As Astro, the player embarks on a quest to save lost robots, retrieve parts for the PlayStation 5 mothership, and defeat the alien Space Bully Nebulax. Much like the previous title Astro’s Playroom, Astro Bot uses DualSense controller features including adaptive triggers and haptic feedback. Astro Bot succeeds in so much of what it does that it feels traditional in both the best and worst ways.

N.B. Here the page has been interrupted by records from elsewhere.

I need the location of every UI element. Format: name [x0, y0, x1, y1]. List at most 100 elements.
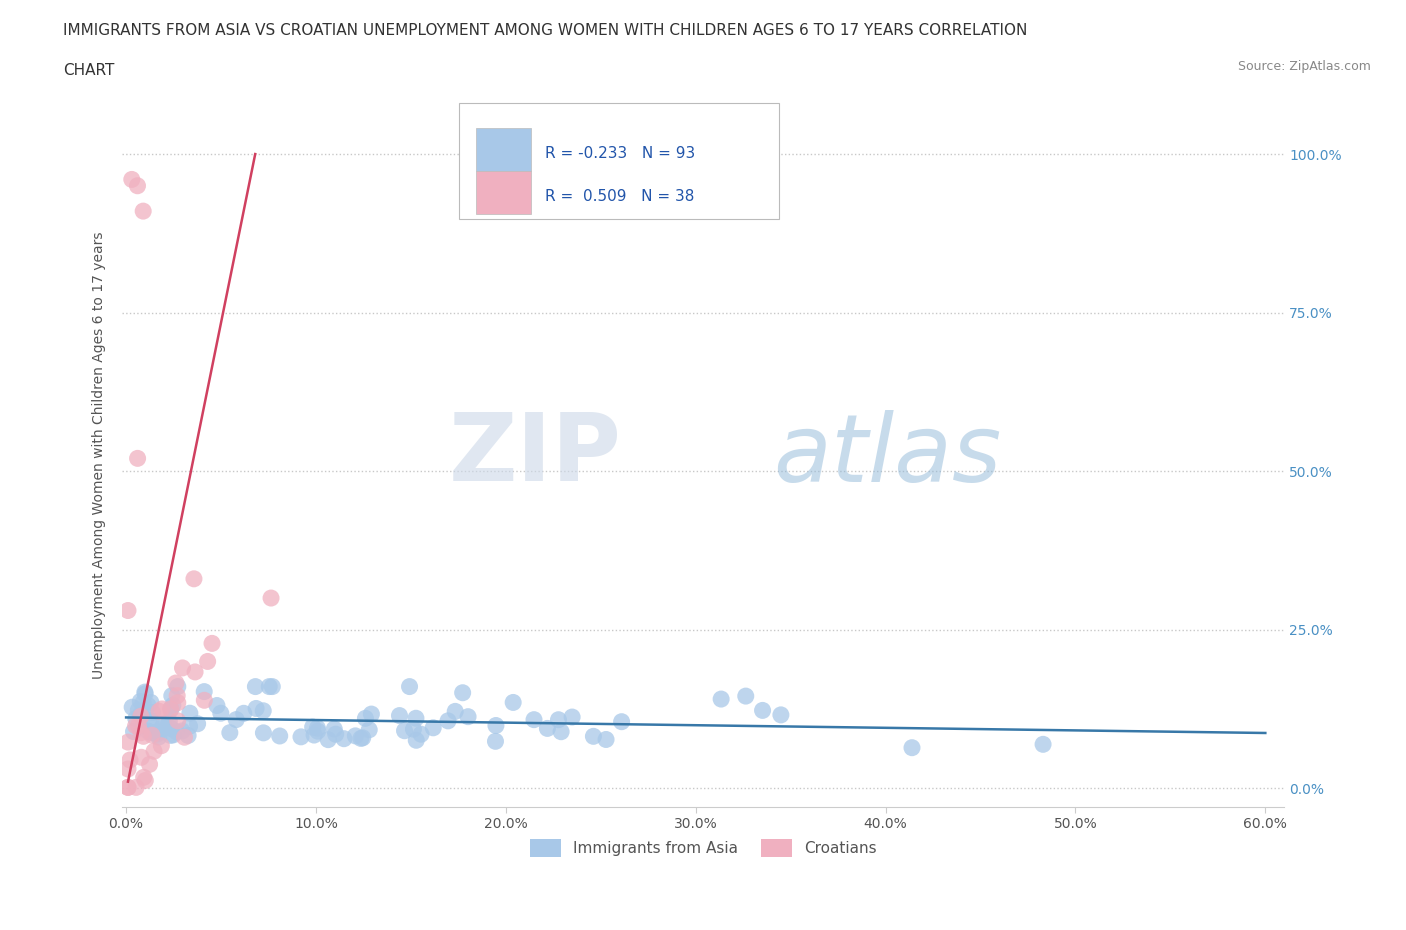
FancyBboxPatch shape [475, 128, 531, 171]
Point [547, 712, 569, 727]
Point [139, 713, 162, 728]
Point [325, 726, 347, 741]
Text: CHART: CHART [63, 63, 115, 78]
Point [125, 780, 148, 795]
Point [127, 719, 149, 734]
Point [398, 679, 420, 694]
Point [132, 204, 155, 219]
Point [201, 636, 224, 651]
Point [734, 688, 756, 703]
Point [405, 711, 427, 725]
Point [245, 701, 267, 716]
Text: Source: ZipAtlas.com: Source: ZipAtlas.com [1237, 60, 1371, 73]
Point [166, 696, 188, 711]
Point [307, 724, 329, 738]
Point [150, 701, 173, 716]
Point [344, 728, 367, 743]
Point [148, 730, 170, 745]
Point [146, 726, 169, 741]
Point [172, 660, 194, 675]
Point [290, 729, 312, 744]
Point [117, 780, 139, 795]
Point [225, 712, 247, 727]
Point [162, 727, 184, 742]
Point [595, 732, 617, 747]
Point [125, 711, 148, 726]
Point [118, 752, 141, 767]
Point [523, 712, 546, 727]
Point [260, 591, 283, 605]
Point [350, 731, 373, 746]
Point [141, 728, 163, 743]
Point [179, 706, 201, 721]
Point [197, 654, 219, 669]
Point [138, 757, 160, 772]
Point [136, 724, 159, 738]
Point [132, 729, 155, 744]
Point [218, 725, 240, 740]
Point [166, 688, 188, 703]
Point [1032, 737, 1054, 751]
Point [582, 729, 605, 744]
Point [172, 724, 194, 738]
Point [152, 717, 174, 732]
Point [141, 705, 163, 720]
Point [134, 684, 156, 699]
Point [610, 714, 633, 729]
Point [117, 762, 139, 777]
Point [444, 704, 467, 719]
Point [360, 707, 382, 722]
Point [150, 738, 173, 753]
Point [146, 724, 169, 739]
Point [129, 750, 152, 764]
Point [422, 721, 444, 736]
Point [484, 734, 506, 749]
FancyBboxPatch shape [475, 171, 531, 214]
Point [710, 692, 733, 707]
Point [166, 713, 188, 728]
Point [143, 744, 166, 759]
Point [388, 708, 411, 723]
Point [301, 720, 323, 735]
Point [129, 725, 152, 740]
Point [502, 695, 524, 710]
Point [245, 679, 267, 694]
Point [405, 733, 427, 748]
Point [132, 696, 155, 711]
Point [121, 699, 143, 714]
Point [160, 688, 183, 703]
Point [148, 704, 170, 719]
Point [307, 721, 329, 736]
Point [166, 679, 188, 694]
Point [550, 724, 572, 739]
Point [183, 571, 205, 586]
Point [269, 728, 291, 743]
Text: R = -0.233   N = 93: R = -0.233 N = 93 [546, 146, 696, 161]
Point [159, 728, 181, 743]
Point [536, 721, 558, 736]
Point [457, 710, 479, 724]
Point [184, 665, 207, 680]
Point [409, 726, 432, 741]
Point [165, 675, 187, 690]
Point [193, 693, 215, 708]
Text: ZIP: ZIP [449, 409, 621, 501]
Point [124, 719, 146, 734]
Point [139, 695, 162, 710]
Point [901, 740, 924, 755]
Point [127, 451, 149, 466]
Point [354, 711, 377, 725]
Point [162, 698, 184, 712]
Point [316, 732, 339, 747]
Point [751, 703, 773, 718]
Point [769, 708, 792, 723]
Point [359, 723, 381, 737]
Point [173, 730, 195, 745]
Point [138, 713, 160, 728]
Point [129, 709, 152, 724]
Point [402, 722, 425, 737]
Point [157, 714, 180, 729]
Point [139, 725, 162, 740]
Point [333, 731, 356, 746]
Point [252, 725, 274, 740]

Back during af88 of the platformer, when everyone was taking a swing at things, this was a point in gaming that hadn’t yet approached making certain aspects of its design built around accessibility. Still, for as hard as Sony has been going with accessibility, I expected far more. For decades, Nintendo has been the de facto standard when it comes to platformers.
Astro’s Playroom
Suddenly, he’s attacked by an unsubtle-as-hell Xbox-green alien monster who trashes his ship and scatters its parts and his 300 friends to far corners of the universe. The result was Astro’s Playroom, a 3D platformer that was, once again, released as a free game designed to showcase a new piece of hardware. It came pre-installed on the PlayStation 5 when it went on sale in 2020. It was easily one of the best games available on the system at launch. To this day, its creative use of the DualSense controller’s haptic feedback and adaptive triggers showcase what the controller can do better than pretty much any other game. Ever since it was first formed within Sony’s now-defunct Japan Studio, Team Asobi has put out one high quality game after another.